For the CIA, the less agreeable issue with the creation of DCS is the notion that the military might be producing the best case officers against some targets. The CIA holds that good case officers can recruit anyone. But recruiting agents is only one part of espionage; other parts involve assessing knowledge, judging risk and reliability, and then knowing what to ask for next. Against military targets, the military may be most successful. Think of it this way: if you want to collect intelligence on the nuclear weapons capabilities of a foreign state, would you prefer to have scientists or non-scientists recruiting foreign physicists and weapons designers?

Third is the matter of integration. Good national and strategic intelligence is critical for operations against transnational targets, but while the military’s tactical awareness is improving rapidly, strategic context has often been lacking. Case in point: in January 2010, Lieutenant General Michael Flynn, now head of the Defense Intelligence Agency, wrote “Fixing Intelligence in Afghanistan,” a stinging report on intelligence deficiencies on the battlefield. The CIA has had a hard time improving the situation without being granted direct access to the problems that the military wants solved. DCS can help bridge the divide.

Fourth, chasing today’s amorphous, mobile targets, such as insurgents or terrorists, is logistically difficult. Since the Pentagon has an unparalleled global reach and specializes in logistics, and the CIA has deep ties with target countries, it makes sense to gain economies of scale through combined and complementary operations. That will require overcoming the trust gap that has sometimes weakened military-civilian intelligence cooperation. Rather than representing an escalation of turf tensions, DCS is a boost to the cooperation that has been developing for some years through institutionalized joint training and collaboration in the field. Former CIA officials I have spoken with expressed optimism about the Pentagon’s new initiative, using the raid that killed Osama bin Laden to illustrate the point.

The creation of DCS, however, also poses several risks. Chief among them is the prospect that the CIA will lose control over choosing targets and creating priorities for collection as the requirements for defense HUMINT gain further attention and federal budget cutting forces intelligence dollars to decline overall. The State Department, with no clandestine capability of its own, relies on the CIA to remember its needs too. As the CIA works ever closer with DCS, State’s priorities may get less attention than they should.
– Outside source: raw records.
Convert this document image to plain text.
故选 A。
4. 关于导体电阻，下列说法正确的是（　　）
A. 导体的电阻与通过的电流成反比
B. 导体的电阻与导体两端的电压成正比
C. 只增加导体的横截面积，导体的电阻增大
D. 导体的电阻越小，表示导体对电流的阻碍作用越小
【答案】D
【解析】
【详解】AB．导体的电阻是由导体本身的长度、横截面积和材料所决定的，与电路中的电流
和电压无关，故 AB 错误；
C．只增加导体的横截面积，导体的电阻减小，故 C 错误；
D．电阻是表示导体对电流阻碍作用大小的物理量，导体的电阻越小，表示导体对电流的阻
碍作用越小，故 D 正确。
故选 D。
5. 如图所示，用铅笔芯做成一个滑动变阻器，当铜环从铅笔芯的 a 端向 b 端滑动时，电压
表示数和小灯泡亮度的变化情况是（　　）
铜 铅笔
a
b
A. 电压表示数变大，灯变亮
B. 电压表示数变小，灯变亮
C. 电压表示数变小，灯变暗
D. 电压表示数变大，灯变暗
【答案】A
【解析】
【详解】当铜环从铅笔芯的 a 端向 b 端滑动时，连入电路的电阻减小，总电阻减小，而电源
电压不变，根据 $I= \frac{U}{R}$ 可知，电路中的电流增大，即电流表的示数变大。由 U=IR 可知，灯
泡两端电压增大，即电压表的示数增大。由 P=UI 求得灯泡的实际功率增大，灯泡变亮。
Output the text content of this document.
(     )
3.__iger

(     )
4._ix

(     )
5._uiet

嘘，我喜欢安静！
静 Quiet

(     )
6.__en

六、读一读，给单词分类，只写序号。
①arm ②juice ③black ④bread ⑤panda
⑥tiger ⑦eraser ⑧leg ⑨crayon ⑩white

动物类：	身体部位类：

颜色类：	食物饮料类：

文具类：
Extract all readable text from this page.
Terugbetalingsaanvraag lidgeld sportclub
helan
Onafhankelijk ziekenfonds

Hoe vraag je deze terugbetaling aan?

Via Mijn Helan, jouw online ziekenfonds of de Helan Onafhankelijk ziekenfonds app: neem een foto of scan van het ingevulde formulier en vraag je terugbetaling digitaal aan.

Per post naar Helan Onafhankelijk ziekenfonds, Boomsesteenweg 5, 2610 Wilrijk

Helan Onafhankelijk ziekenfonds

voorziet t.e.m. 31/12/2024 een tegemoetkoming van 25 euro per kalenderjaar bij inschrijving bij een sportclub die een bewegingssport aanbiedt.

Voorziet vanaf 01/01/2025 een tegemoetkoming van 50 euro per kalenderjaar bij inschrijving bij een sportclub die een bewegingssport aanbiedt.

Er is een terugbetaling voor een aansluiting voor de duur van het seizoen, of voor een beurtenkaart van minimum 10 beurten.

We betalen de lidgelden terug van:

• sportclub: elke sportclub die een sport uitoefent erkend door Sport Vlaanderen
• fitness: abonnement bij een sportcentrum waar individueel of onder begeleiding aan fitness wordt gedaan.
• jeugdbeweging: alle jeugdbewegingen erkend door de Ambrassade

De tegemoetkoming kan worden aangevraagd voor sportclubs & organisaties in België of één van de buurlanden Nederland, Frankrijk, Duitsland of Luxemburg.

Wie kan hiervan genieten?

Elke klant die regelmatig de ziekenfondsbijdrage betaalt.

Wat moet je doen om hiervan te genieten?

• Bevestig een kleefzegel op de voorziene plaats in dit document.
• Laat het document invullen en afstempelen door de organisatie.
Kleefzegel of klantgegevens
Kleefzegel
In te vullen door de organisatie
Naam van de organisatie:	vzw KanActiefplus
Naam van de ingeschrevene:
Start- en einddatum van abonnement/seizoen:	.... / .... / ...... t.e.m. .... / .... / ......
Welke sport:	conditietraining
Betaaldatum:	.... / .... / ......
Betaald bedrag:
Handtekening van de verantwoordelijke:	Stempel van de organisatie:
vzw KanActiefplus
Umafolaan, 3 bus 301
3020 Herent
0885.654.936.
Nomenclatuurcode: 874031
More, if the creation of DCS simply increases the Defense Department’s presence inside U.S. embassies, it may complicate the role of CIA station chiefs and U.S. ambassadors, who are legally responsible for operations in the countries in which they are stationed. A stronger Pentagon role might throw off the delicate balance required for effective in-country intelligence operations. The priorities of regional combatant commanders, ambassadors, and civilian intelligence agencies do not always align. If collection priorities or covert actions become skewed toward what the Pentagon wants, civilian policymaking might be compromised, and the risks of poorly coordinated field operations will increase.

To ensure that improved military espionage does not degrade intelligence support for diplomacy and other national security operations, CIA chiefs of station need to retain their status as national managers of human intelligence. Working with ambassadors and combatant commands, the CIA can keep the system infused with the balance of purpose that the National Security Council and the president expect.